While Pandas handles large datasets rather well, it can sometimes struggle with memory in certain situations. Thankfully, there are a few things you can do to reduce the amount of memory Pandas uses to make it run faster and to allow you to work with larger datasets.
In this quick tutorial I’ll show you how you can use the Pandas info()
function to measure the memory usage for a dataframe and show you a couple of handy tricks you can use to massively reduce overall memory usage and speed up your work.
To get started, open a Jupyter notebook and import the Pandas library using the import pandas as pd
naming convention, then use read_csv()
to import a dataset. I’m importing a Google Analytics data export that includes the number of pageviews by date across a range of browsers, sources, mediums, user types, and device types. After importing the data we’ll slugify the column header names to tidy up the dataframe.
import pandas as pd
df = pd.read_csv('https://raw.githubusercontent.com/flyandlure/datasets/master/google-analytics.csv',
parse_dates=['Date'])
df.columns = [col.strip().lower().replace(' ', '_') for col in df.columns]
df.head()
user_type | source | medium | browser | device_category | date | pageviews | |
---|---|---|---|---|---|---|---|
0 | New Visitor | (direct) | (none) | Amazon Silk | mobile | 2020-07-31 | 3 |
1 | New Visitor | (direct) | (none) | Amazon Silk | mobile | 2020-07-14 | 1 |
2 | New Visitor | (direct) | (none) | Amazon Silk | tablet | 2020-07-14 | 1 |
3 | New Visitor | (direct) | (none) | Amazon Silk | tablet | 2020-08-07 | 1 |
4 | New Visitor | (direct) | (none) | Amazon Silk | tablet | 2020-08-12 | 1 |
Next, we’ll use the Pandas info()
method to determine how much memory the dataframe is using. To do this, we call df.info(memory_usage='deep')

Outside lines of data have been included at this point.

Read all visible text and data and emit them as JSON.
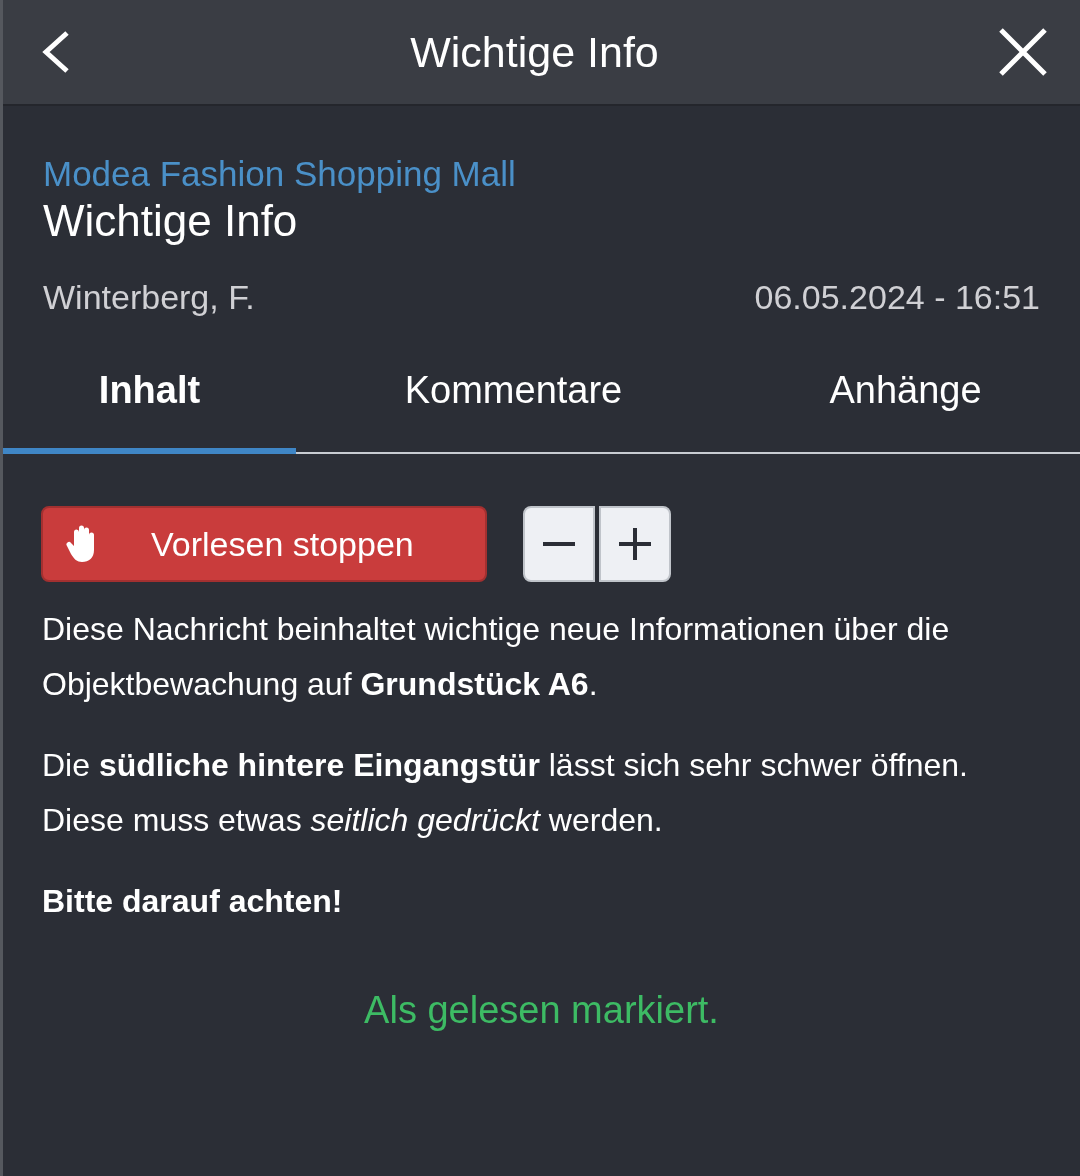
{
  "header": {
    "title": "Wichtige Info"
  },
  "message": {
    "source": "Modea Fashion Shopping Mall",
    "title": "Wichtige Info",
    "author": "Winterberg, F.",
    "timestamp": "06.05.2024 - 16:51"
  },
  "tabs": [
    {
      "label": "Inhalt",
      "selected": true
    },
    {
      "label": "Kommentare",
      "selected": false
    },
    {
      "label": "Anhänge",
      "selected": false
    }
  ],
  "read_aloud_button": {
    "label": "Vorlesen stoppen"
  },
  "paragraphs": [
    {
      "kind": "text",
      "text": "Diese Nachricht beinhaltet wichtige neue Informationen über die Objektbewachung auf **Grundstück A6**."
    },
    {
      "kind": "text",
      "text": "Die **südliche hintere Eingangstür** lässt sich sehr schwer öffnen. Diese muss etwas *seitlich gedrückt* werden."
    },
    {
      "kind": "emphasis",
      "text": "Bitte darauf achten!"
    }
  ],
  "status": "Als gelesen markiert."
}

. Pandas returns a dataframe telling us that all the columns are of the object
data type, apart from the pageviews
column which contains an int64
. The whole dataframe is using 3.8 MB of memory.
df.info(memory_usage='deep')
<class 'pandas.core.frame.DataFrame'>
RangeIndex: 10000 entries, 0 to 9999
Data columns (total 7 columns):
# Column Non-Null Count Dtype
--- ------ -------------- -----
0 user_type 10000 non-null object
1 source 10000 non-null object
2 medium 10000 non-null object
3 browser 10000 non-null object
4 device_category 10000 non-null object
5 date 10000 non-null datetime64[ns]
6 pageviews 10000 non-null int64
dtypes: datetime64[ns](1), int64(1), object(5)
memory usage: 3.2 MB
To identify the worst offending columns we can use the Pandas memory_usage()
function with the deep=True
argument. This shows us a list of the columns and their memory usage, making it obvious that the datetime64[ns]
and pageviews
columns are stored very efficiently, but the object
dtype columns are not.
df.memory_usage(deep=True)
Index 128
user_type 680000
source 634832
medium 637573
browser 634986
device_category 634882
date 80000
pageviews 80000
dtype: int64
First, we’ll look at the simplest way to reduce memory usage. That’s simply to reduce the number of columns by creating a subset containing only those of interest. We can do that very easily by passing in a list of the column names to df[]
and then reassigning the transformed dataframe to df_subset
.
Obviously, this only works when you don’t actually need those other columns… Re-running df_subset.info(memory_usage='deep')
shows us that we’ve reduced memory usage from 3.8 MB to 1.9 MB.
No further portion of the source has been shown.